My lower back and hips felt like they were going to buckle and collapse at any moment and I copped the worst electrical sciatica spasms down the left side that I had ever experienced.  The event that first caused me to become bed ridden was when I was attempting to slip on an undersized gum boot and I sprained a calf muscle in my bad leg.  For the last few years as I have banged around in the great outdoors, moving between Northern Rivers townships I have favored the local Gp's who were happy to prescribe panadine fort, one of the stronger pain killers you can get.  Popping the pills morning and night for two days finaly allowed me to stand upright with the aid of a walking stick. I was able to potter around the caravan getting things done but my hardest task was getting my garbage to the communal bins about a hundred meters away down a sloping track. On almost every occasion when I was disposing of rubbish at the bins I heard absolutely insane ranting and raving coming from a small hut further down in the valley. I was later to find out that it wasn't  some poor individual being held captive and tortured, it was the resident 'spirit release therapist' doing his morning work out.  The term long time friend was appropriate prior to John assisting me to move onto his property, but after my time there was over his title had been reduced to that of an old acquaintance, to be avoided at all costs.  The person I had first met more than thirty years ago was a happy go lucky member of the local surf crew, but that person exists no more.  In his place a grumpy, embittered and delusional old wanker has emerged into being and it had me feeling trapped and vulnerable. I had first assumed that I was moving into a New Age'ish community populated by caring, sharing, earth people.  No such luck.  Always fatal to assume. I was to soon find out that most of the the thirty or so tenants on the property were people John had merely recruited from the local newspapers.  They looked it too.

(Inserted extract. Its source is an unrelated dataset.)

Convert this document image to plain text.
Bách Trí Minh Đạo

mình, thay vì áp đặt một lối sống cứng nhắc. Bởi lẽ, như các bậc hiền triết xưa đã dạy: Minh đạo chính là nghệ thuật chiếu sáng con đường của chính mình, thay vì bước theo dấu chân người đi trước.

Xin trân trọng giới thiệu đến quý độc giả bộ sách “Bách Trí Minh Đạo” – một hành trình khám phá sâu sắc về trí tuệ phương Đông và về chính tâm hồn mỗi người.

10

I made up a sign with a large felt pen and it read 'Ride needed to town please'.  The lousy mongrels drove straight past me as I sat in pain and discomfort in a camper chair holding up the sign.  I managed to score a couple of rides into Mullumbimbi with my deadshit landlord but any attempts to arrange a return trip to the property were met with “Hitchhike ya lazy bastard”.  He soon made it clear that he thought I was being a 'wimp' and I should be 'more resilient', to which I could only conclude he believed I was putting it all on.  Once sufficiently stocked up with food supplies, booze, pot and other incidentals the base survival necessities became less critical and I was able to move on to some kind of physio therapy.  There was an uninhabited tin shack sitting on  some reasonably flat ground beside the caravan and it had a small porch constructed of wooden beams.  In a series of drug assisted work bursts I managed to suspend my pushbike from the beams with lengths of rope and it served me well as an alternative exercise bike.  Starting out real easy at first I did twenty spins of the wheel each day until I was able to increase it to fifty.  From there I went to one hundred and all the while I was monitoring my levels of pain in relation to my drug input. Eventually I was doing a thousand or more  pedal revolutions each day without any significant increase in the sciatica.